Abstract

Water scarcity threatens food security in arid areas, highlighting the importance of water-saving agriculture for food production. Agricultural management practices are developed to improve water-use efficiency, and their water-saving effects are generally evaluated at the field scale rather than the regional scale. To figure out the regional water-saving potential of irrigation methods and mulching practices, the FAO AquaCrop model was first calibrated and validated at the three experimental stations. With aggregating spatial information, a distributed model was constructed and validated in a typical arid river basin of northwest China. Twelve combinations of soil mulching (plastic and straw) and irrigation methods (basin, furrow, drip, and subsurface drip) were simulated using the model to evaluate the effect of agricultural management practices on crop evapotranspiration (ET), crop water productivity, and regional water consumption.
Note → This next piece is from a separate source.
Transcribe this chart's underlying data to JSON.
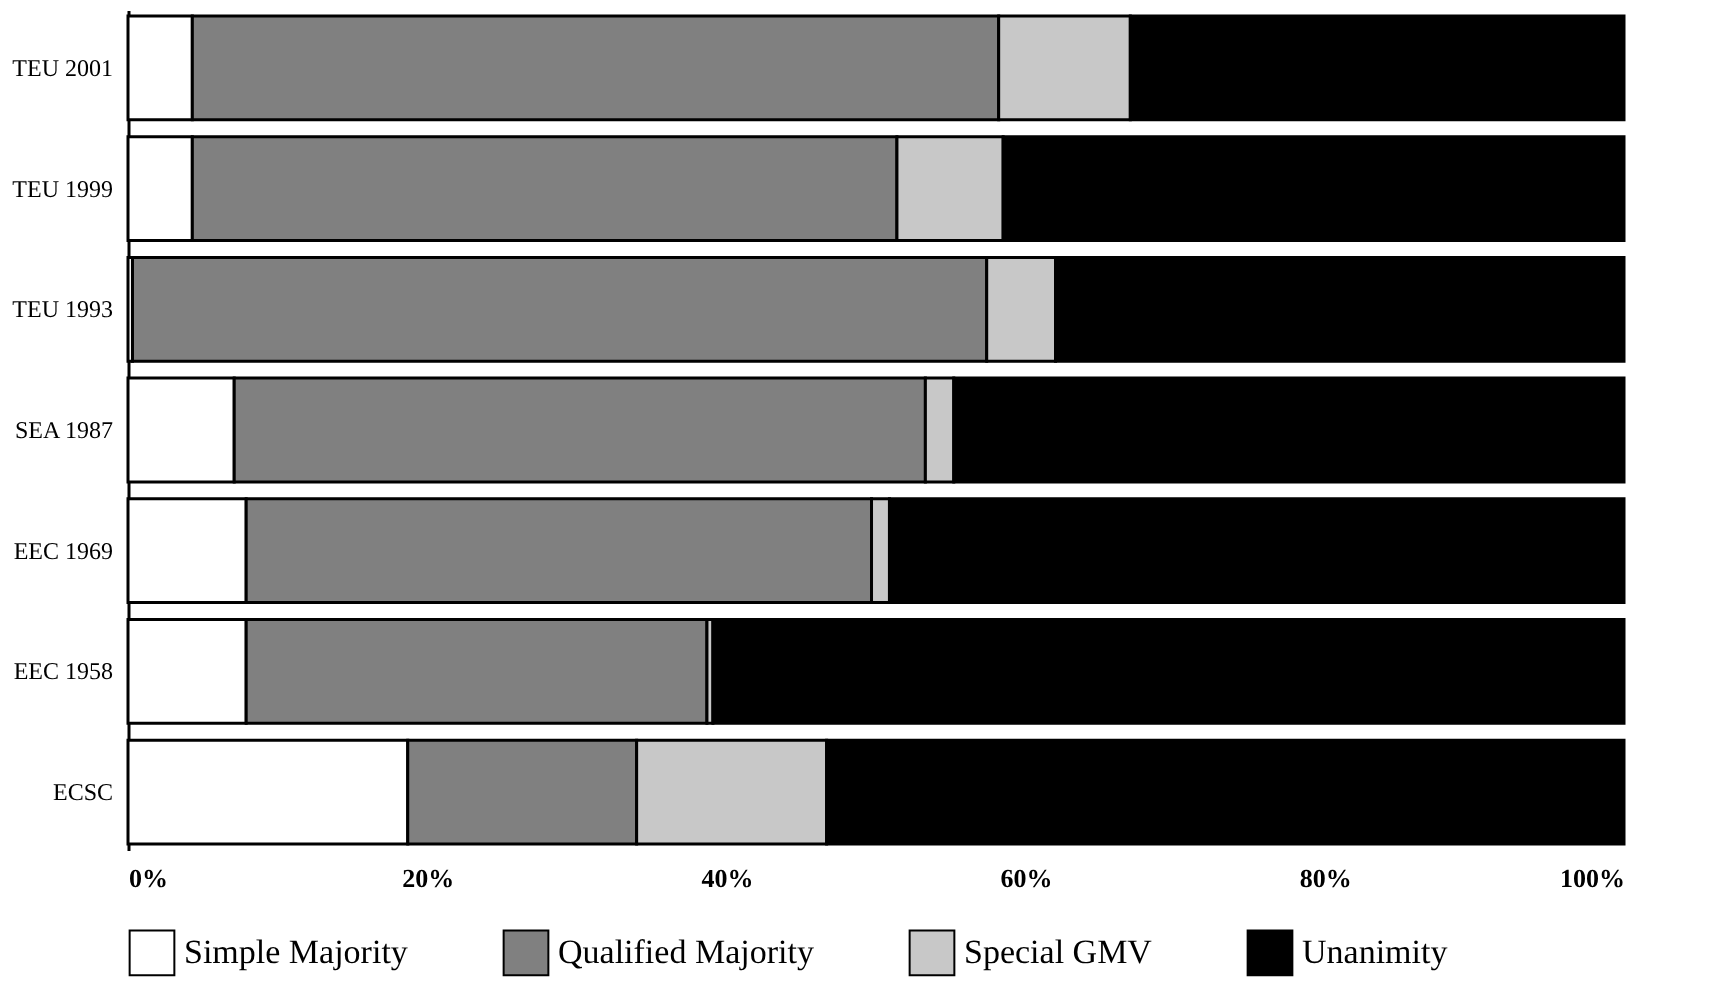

The results showed that soil mulching, advanced irrigation methods, and their combinations reduced noneffective soil evaporation (E) and the E/ET ratios and improved crop water productivity. Plastic mulching combined with subsurface drip irrigation is the most promising practice, increasing the crop water productivity of seed maize and spring wheat by 18.2% and 11.1% on average and reducing regional crop water consumption by 7.7% (75.0 million m3) and 7.4% (72.7 million m3), respectively. The reduction in irrigation water extraction ranged from 20.6% under furrow irrigation with straw mulching to 68.7% under subsurface drip irrigation with plastic mulching. This study quantitatively assessed the water-saving potential of soil mulching, irrigation methods, and their combinations to reduce agricultural water use, offering practical implications for the management and development of water-saving agriculture in arid areas.